Research in context
Evidence before this study
The European League Against Rheumatism (EULAR) recommends early treatment in rheumatoid arthritis to achieve clinical remission (evidence level 1a). An individualised treat-to-target approach is recommended by the EULAR guideline, including biological disease-modifying antirheumatic drugs (DMARDs), if conventional synthetic DMARDs, with methotrexate as a first choice, do not achieve the treatment target (evidence level 1b). We did a PubMed search of publications dated up to March 21, 2016, for articles on the treatment of early rheumatoid arthritis with strategies including randomisation for double-blind addition of a registered biological DMARD or placebo from start of the trial to methotrexate as the only conventional synthetic DMARD. Using the search terms “rheumatoid arthritis”, “biologic” and “clinical trial”, we identified 17 original trials. In these studies, the arm with methotrexate and a biological showed greater efficacy compared with the methotrexate-monotherapy arms, except for two trials in which in the methotrexate comparator arm, methotrexate was combined with glucocorticoids. Although in several trials the biological was discontinued, generally the conventional synthetic DMARDs were continued. Only two trials reported on drug-free remission and only one trial had an individualised treat-to-target design.
Added value of this study
Our study applied a double-blind, double-dummy design with an individualised treat-to-target approach, similar to that used in clinical practice, in DMARD-naive patients with rheumatoid arthritis. The results from our study are therefore directly applicable to clinical practice. It compared the efficacy of adding a biological DMARD only when conventional synthetic DMARDs fail to induce remission, in line with international recommendations, versus initiating from the start of therapy a biological DMARD—ie, tocilizumab. The findings from our study showed that a greater proportion of patients achieved sustained remission on strategies using tocilizumab from treatment start (with or without methotrexate), than on the reference methotrexate-based strategy. The high proportions of patients in sustained remission and sustained drug-free remission after controlled withdrawal of both methotrexate and the biological are distinctive findings compared with previous studies. The results from our study indicate that drug-free remission is an achievable treatment goal. No additional safety issues were identified.
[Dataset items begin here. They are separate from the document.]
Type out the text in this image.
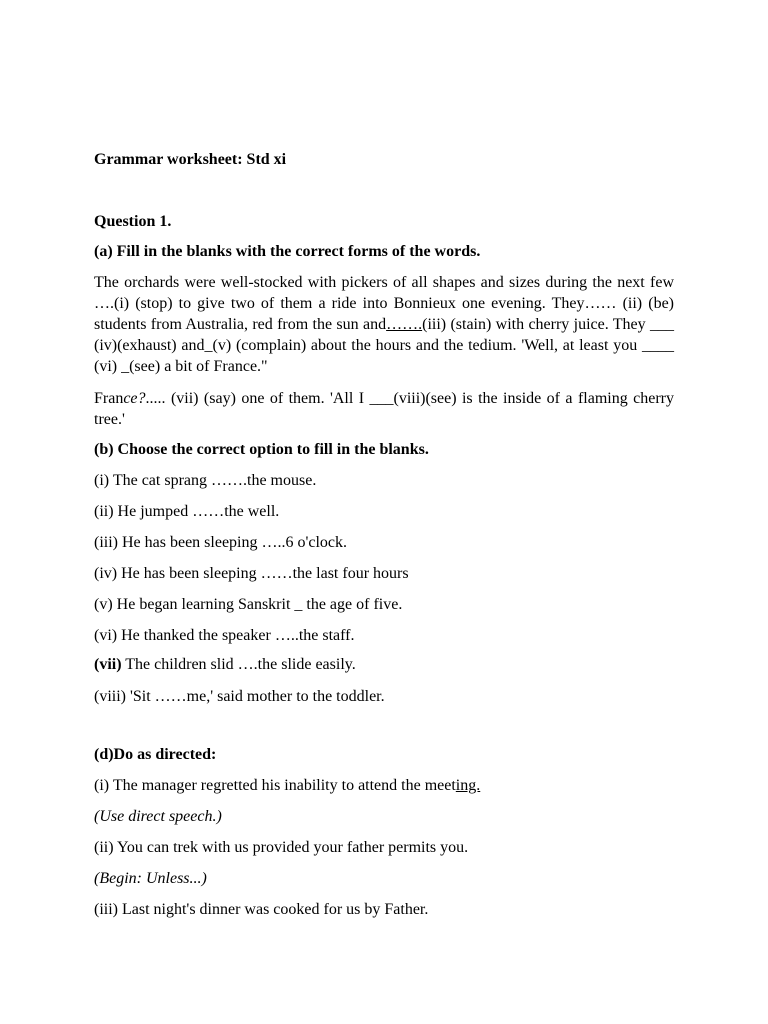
Grammar worksheet: Std xi
Question 1.
(a) Fill in the blanks with the correct forms of the words.
The orchards were well-stocked with pickers of all shapes and sizes during the next few ….(i) (stop) to give two of them a ride into Bonnieux one evening. They…… (ii) (be) students from Australia, red from the sun and…….(iii) (stain) with cherry juice. They ___ (iv)(exhaust) and_(v) (complain) about the hours and the tedium. 'Well, at least you ____ (vi) _(see) a bit of France."
France?..... (vii) (say) one of them. 'All I ___(viii)(see) is the inside of a flaming cherry tree.'
(b) Choose the correct option to fill in the blanks.
(i) The cat sprang …….the mouse.
(ii) He jumped ……the well.
(iii) He has been sleeping …..6 o'clock.
(iv) He has been sleeping ……the last four hours
(v) He began learning Sanskrit _ the age of five.
(vi) He thanked the speaker …..the staff.
(vii) The children slid ….the slide easily.
(viii) 'Sit ……me,' said mother to the toddler.
(d)Do as directed:
(i) The manager regretted his inability to attend the meeting.
(Use direct speech.)
(ii) You can trek with us provided your father permits you.
(Begin: Unless...)
(iii) Last night's dinner was cooked for us by Father.
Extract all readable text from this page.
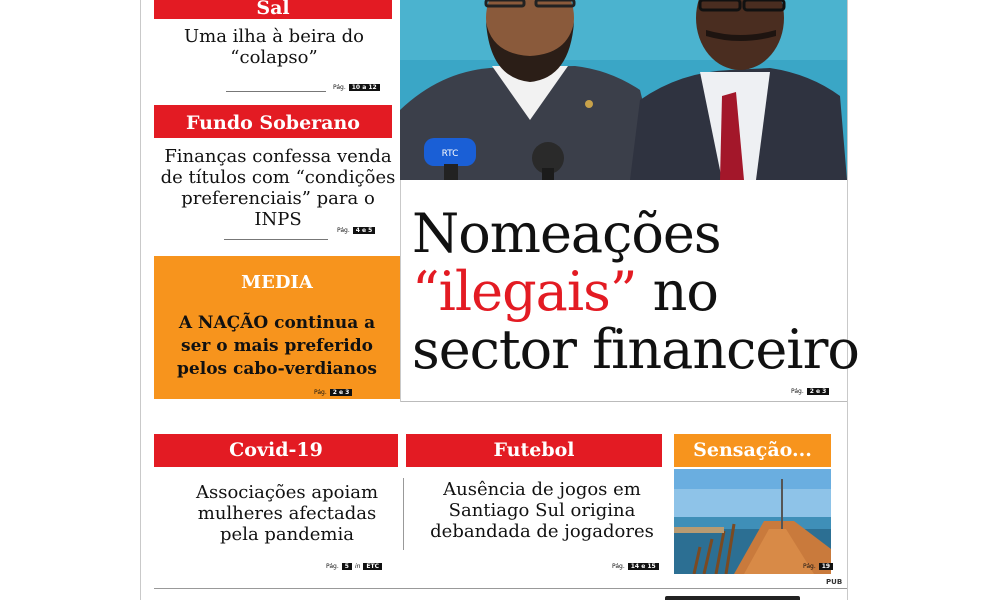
Sal
Uma ilha à beira do “colapso”
Pág.	10 a 12
Fundo Soberano
Finanças confessa venda de títulos com “condições preferenciais” para o INPS
Pág.	4 e 5
MEDIA
A NAÇÃO continua a ser o mais preferido pelos cabo-verdianos
Pág.	2 e 3
RTC
Nomeações
“ilegais” no
sector financeiro
Pág.	2 e 3
Covid-19
Associações apoiam mulheres afectadas pela pandemia
Pág.	5	in	ETC
Futebol
Ausência de jogos em Santiago Sul origina debandada de jogadores
Pág.	14 e 15
Sensação...
Pág.	19
PUB
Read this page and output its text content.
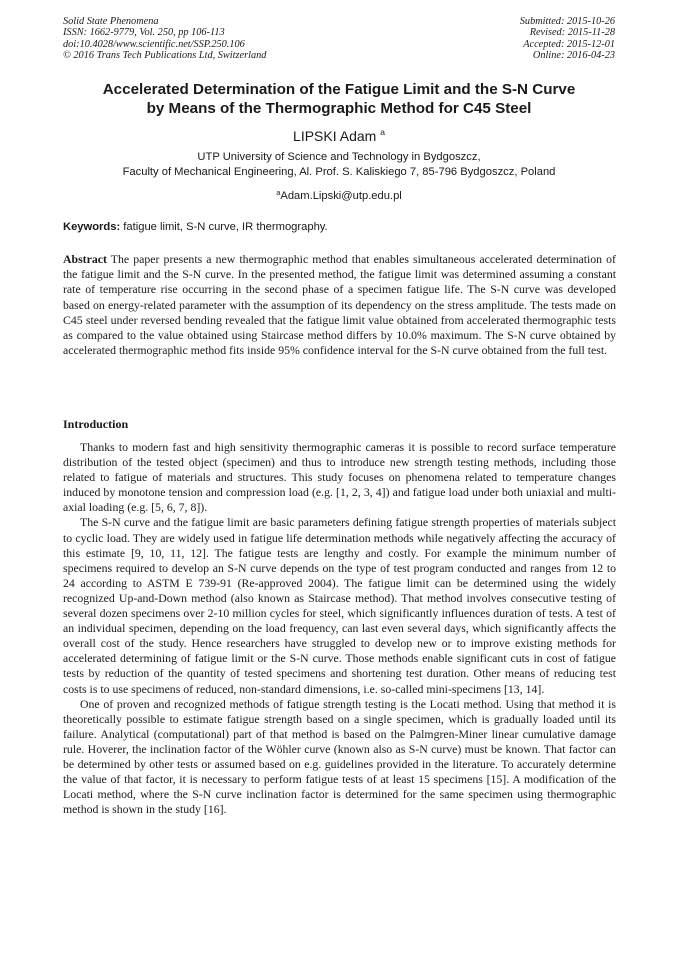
Solid State Phenomena
ISSN: 1662-9779, Vol. 250, pp 106-113
doi:10.4028/www.scientific.net/SSP.250.106
© 2016 Trans Tech Publications Ltd, Switzerland
Submitted: 2015-10-26
Revised: 2015-11-28
Accepted: 2015-12-01
Online: 2016-04-23
Accelerated Determination of the Fatigue Limit and the S-N Curve
by Means of the Thermographic Method for C45 Steel
LIPSKI Adam $^a$
UTP University of Science and Technology in Bydgoszcz,
Faculty of Mechanical Engineering, Al. Prof. S. Kaliskiego 7, 85-796 Bydgoszcz, Poland
$^a$Adam.Lipski@utp.edu.pl
Keywords: fatigue limit, S-N curve, IR thermography.
Abstract The paper presents a new thermographic method that enables simultaneous accelerated determination of the fatigue limit and the S-N curve. In the presented method, the fatigue limit was determined assuming a constant rate of temperature rise occurring in the second phase of a specimen fatigue life. The S-N curve was developed based on energy-related parameter with the assumption of its dependency on the stress amplitude. The tests made on C45 steel under reversed bending revealed that the fatigue limit value obtained from accelerated thermographic tests as compared to the value obtained using Staircase method differs by 10.0% maximum. The S-N curve obtained by accelerated thermographic method fits inside 95% confidence interval for the S-N curve obtained from the full test.
Introduction

Thanks to modern fast and high sensitivity thermographic cameras it is possible to record surface temperature distribution of the tested object (specimen) and thus to introduce new strength testing methods, including those related to fatigue of materials and structures. This study focuses on phenomena related to temperature changes induced by monotone tension and compression load (e.g. [1, 2, 3, 4]) and fatigue load under both uniaxial and multi-axial loading (e.g. [5, 6, 7, 8]).

The S-N curve and the fatigue limit are basic parameters defining fatigue strength properties of materials subject to cyclic load. They are widely used in fatigue life determination methods while negatively affecting the accuracy of this estimate [9, 10, 11, 12]. The fatigue tests are lengthy and costly. For example the minimum number of specimens required to develop an S-N curve depends on the type of test program conducted and ranges from 12 to 24 according to ASTM E 739-91 (Re-approved 2004). The fatigue limit can be determined using the widely recognized Up-and-Down method (also known as Staircase method). That method involves consecutive testing of several dozen specimens over 2-10 million cycles for steel, which significantly influences duration of tests. A test of an individual specimen, depending on the load frequency, can last even several days, which significantly affects the overall cost of the study. Hence researchers have struggled to develop new or to improve existing methods for accelerated determining of fatigue limit or the S-N curve. Those methods enable significant cuts in cost of fatigue tests by reduction of the quantity of tested specimens and shortening test duration. Other means of reducing test costs is to use specimens of reduced, non-standard dimensions, i.e. so-called mini-specimens [13, 14].

One of proven and recognized methods of fatigue strength testing is the Locati method. Using that method it is theoretically possible to estimate fatigue strength based on a single specimen, which is gradually loaded until its failure. Analytical (computational) part of that method is based on the Palmgren-Miner linear cumulative damage rule. Hoverer, the inclination factor of the Wöhler curve (known also as S-N curve) must be known. That factor can be determined by other tests or assumed based on e.g. guidelines provided in the literature. To accurately determine the value of that factor, it is necessary to perform fatigue tests of at least 15 specimens [15]. A modification of the Locati method, where the S-N curve inclination factor is determined for the same specimen using thermographic method is shown in the study [16].
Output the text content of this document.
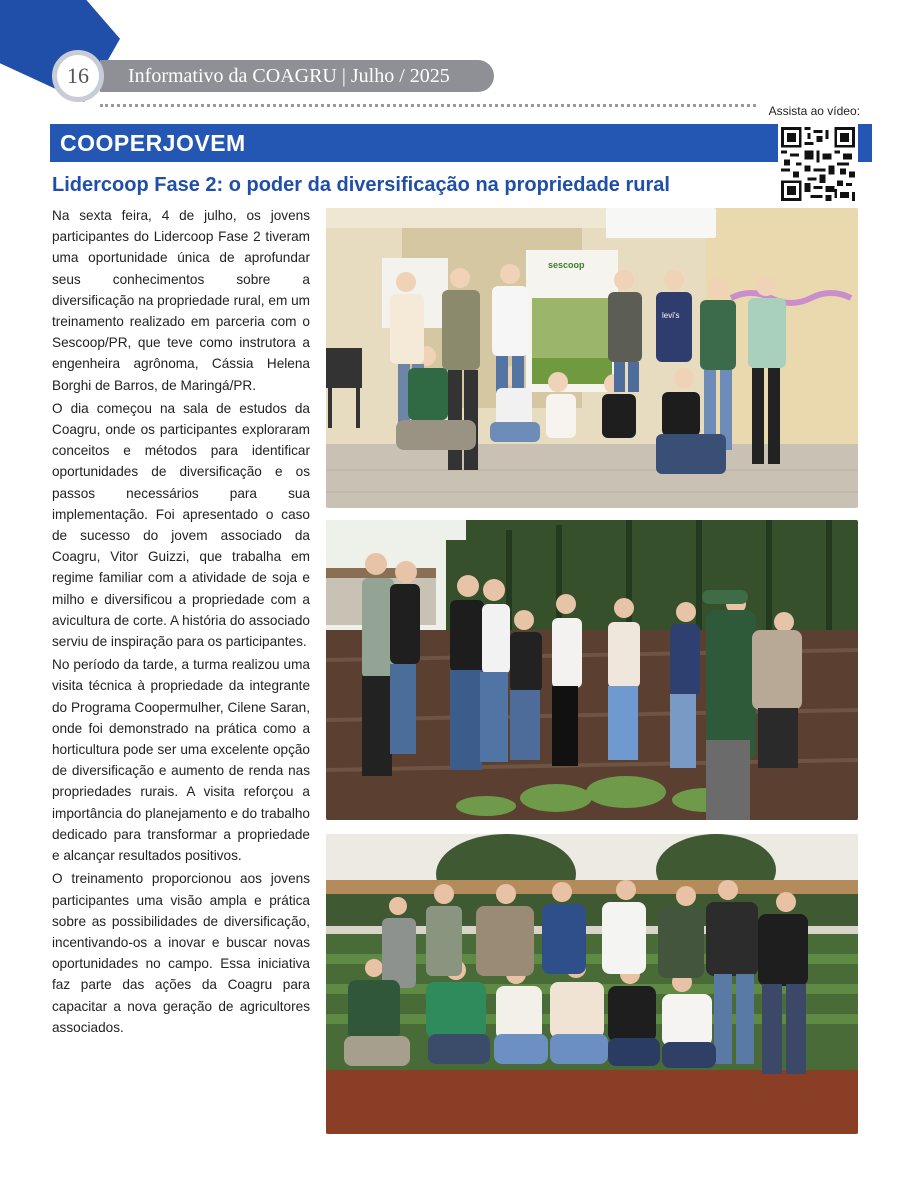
16	Informativo da COAGRU | Julho / 2025
Assista ao vídeo:
COOPERJOVEM
Lidercoop Fase 2: o poder da diversificação na propriedade rural

Na sexta feira, 4 de julho, os jovens participantes do Lidercoop Fase 2 tiveram uma oportunidade única de aprofundar seus conhecimentos sobre a diversificação na propriedade rural, em um treinamento realizado em parceria com o Sescoop/PR, que teve como instrutora a engenheira agrônoma, Cássia Helena Borghi de Barros, de Maringá/PR.

O dia começou na sala de estudos da Coagru, onde os participantes exploraram conceitos e métodos para identificar oportunidades de diversificação e os passos necessários para sua implementação. Foi apresentado o caso de sucesso do jovem associado da Coagru, Vitor Guizzi, que trabalha em regime familiar com a atividade de soja e milho e diversificou a propriedade com a avicultura de corte. A história do associado serviu de inspiração para os participantes.

No período da tarde, a turma realizou uma visita técnica à propriedade da integrante do Programa Coopermulher, Cilene Saran, onde foi demonstrado na prática como a horticultura pode ser uma excelente opção de diversificação e aumento de renda nas propriedades rurais. A visita reforçou a importância do planejamento e do trabalho dedicado para transformar a propriedade e alcançar resultados positivos.

O treinamento proporcionou aos jovens participantes uma visão ampla e prática sobre as possibilidades de diversificação, incentivando-os a inovar e buscar novas oportunidades no campo. Essa iniciativa faz parte das ações da Coagru para capacitar a nova geração de agricultores associados.

sescoop
levi's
Implications of all the available evidence
Current management of early rheumatoid arthritis can be improved by initiating therapy with biological DMARDs from the start of therapy. Currently, an individualised tocilizumab-based strategy appears the most effective choice for a strategy aimed at drug-free remission. The challenge is to identify patients with early rheumatoid arthritis who will respond sufficiently to conventional synthetic DMARDs and do not need a biological DMARD. Drug-free remission will probably become a future treatment target.